What it is & clinical trials
What is Alström Syndrome?
Alström syndrome is a rare, inherited, autosomal recessive syndrome resulting from the mutation of the ALMS1 gene that leads to childhood or adolescent obesity, type 2 diabetes with severe insulin resistance, dyslipidemia, hypertension and severe multi-organ fibrosis, involving the heart, liver and kidney.
The most common cause of death in patients with Alström syndrome is heart failure with dilated cardiomyopathy due to progressive cardiac fibrosis. Fibrosis leading to liver failure is also responsible for a large number of deaths. Alström syndrome is also characterized by a progressive loss of vision and hearing and short stature.
Alström syndrome affects over 800 patients worldwide. There are no therapies currently approved to treat Alström syndrome.

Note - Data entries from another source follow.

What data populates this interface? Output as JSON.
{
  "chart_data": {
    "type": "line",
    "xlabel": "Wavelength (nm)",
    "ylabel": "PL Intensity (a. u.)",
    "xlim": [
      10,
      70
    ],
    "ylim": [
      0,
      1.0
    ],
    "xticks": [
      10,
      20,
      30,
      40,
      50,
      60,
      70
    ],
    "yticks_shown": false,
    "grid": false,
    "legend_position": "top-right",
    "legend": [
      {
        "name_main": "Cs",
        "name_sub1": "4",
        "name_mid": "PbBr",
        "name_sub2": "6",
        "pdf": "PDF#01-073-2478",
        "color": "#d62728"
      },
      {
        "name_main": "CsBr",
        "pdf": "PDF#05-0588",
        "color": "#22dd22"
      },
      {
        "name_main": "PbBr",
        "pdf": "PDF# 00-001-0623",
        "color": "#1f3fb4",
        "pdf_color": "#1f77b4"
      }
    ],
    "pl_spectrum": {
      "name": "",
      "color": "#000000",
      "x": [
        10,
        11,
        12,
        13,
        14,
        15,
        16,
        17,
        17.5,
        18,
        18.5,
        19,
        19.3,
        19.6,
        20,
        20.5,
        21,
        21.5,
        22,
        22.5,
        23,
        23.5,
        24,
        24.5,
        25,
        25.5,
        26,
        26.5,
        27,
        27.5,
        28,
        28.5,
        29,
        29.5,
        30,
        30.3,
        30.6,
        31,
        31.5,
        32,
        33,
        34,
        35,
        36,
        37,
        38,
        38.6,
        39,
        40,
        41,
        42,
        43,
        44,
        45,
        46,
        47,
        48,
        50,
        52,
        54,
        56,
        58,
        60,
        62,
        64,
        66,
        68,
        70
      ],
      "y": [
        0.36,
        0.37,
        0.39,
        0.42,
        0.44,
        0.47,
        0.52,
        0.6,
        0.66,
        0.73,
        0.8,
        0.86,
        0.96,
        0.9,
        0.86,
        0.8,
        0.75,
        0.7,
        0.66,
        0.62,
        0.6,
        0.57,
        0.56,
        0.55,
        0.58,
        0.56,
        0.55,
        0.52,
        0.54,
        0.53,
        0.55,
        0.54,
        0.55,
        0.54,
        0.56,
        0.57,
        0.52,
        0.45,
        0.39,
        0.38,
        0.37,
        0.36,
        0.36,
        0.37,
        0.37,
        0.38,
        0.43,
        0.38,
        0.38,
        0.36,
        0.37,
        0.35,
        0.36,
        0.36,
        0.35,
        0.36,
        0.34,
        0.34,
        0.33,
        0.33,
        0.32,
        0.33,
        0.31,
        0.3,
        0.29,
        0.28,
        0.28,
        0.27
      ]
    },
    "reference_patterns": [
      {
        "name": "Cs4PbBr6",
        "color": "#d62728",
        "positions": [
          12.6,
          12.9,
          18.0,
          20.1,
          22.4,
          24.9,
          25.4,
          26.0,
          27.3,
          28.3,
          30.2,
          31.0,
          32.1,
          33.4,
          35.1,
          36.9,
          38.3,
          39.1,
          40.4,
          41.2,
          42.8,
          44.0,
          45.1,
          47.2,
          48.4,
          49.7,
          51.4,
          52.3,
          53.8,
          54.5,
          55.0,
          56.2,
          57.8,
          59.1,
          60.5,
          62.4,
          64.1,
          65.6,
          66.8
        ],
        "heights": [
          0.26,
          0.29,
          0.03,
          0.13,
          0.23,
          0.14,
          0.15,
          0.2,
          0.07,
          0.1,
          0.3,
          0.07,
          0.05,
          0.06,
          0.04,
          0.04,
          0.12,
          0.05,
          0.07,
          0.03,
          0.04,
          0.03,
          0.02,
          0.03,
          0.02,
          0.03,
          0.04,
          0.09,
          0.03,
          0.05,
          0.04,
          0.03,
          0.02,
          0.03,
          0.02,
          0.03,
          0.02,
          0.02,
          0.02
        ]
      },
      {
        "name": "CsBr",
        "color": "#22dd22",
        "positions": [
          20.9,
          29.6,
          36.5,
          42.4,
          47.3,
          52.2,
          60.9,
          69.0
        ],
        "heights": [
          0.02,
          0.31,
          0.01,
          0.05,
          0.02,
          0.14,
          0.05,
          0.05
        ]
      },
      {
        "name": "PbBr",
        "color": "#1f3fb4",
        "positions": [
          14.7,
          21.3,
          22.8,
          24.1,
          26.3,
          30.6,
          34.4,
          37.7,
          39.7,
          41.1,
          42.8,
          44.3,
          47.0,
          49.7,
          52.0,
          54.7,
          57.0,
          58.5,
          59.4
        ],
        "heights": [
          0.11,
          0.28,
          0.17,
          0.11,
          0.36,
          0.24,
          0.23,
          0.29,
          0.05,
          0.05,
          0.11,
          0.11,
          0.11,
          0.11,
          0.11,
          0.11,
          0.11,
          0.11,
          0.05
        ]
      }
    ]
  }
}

Development stage & clinical trial information:
The Phase 2, open-label safety and tolerability study of fezagepras in subjects with Alström Syndrome (ALMS) [NCT02739217], was completed in June 2018 and indicated that fezagepras (PBI-4050) was safe and well tolerated by the ALMS subjects in the trial when treated with 800 mg of fezagepras once daily. An open-label rollover, single-arm, Phase 2 clinical trial of fezagepras for the ongoing treatment of ALMS patients was terminated in May 2020, as a result of the constraints of the COVID-19 pandemic. Nine ALMS patients completed more than two years of treatment with fezagepras.
The trial was performed at the specialty center for the care of UK patients with Alström syndrome at the Queen Elizabeth Hospital, Birmingham, UK.
Fezagepras has been granted Orphan Drug Designation by the FDA and the EMA for the treatment of Alström syndrome as well as being granted the Promising Innovative Medicine (PIM) designation by the UK Medicines and Healthcare products Regulatory Agency (MHRA) for the treatment of Alström syndrome.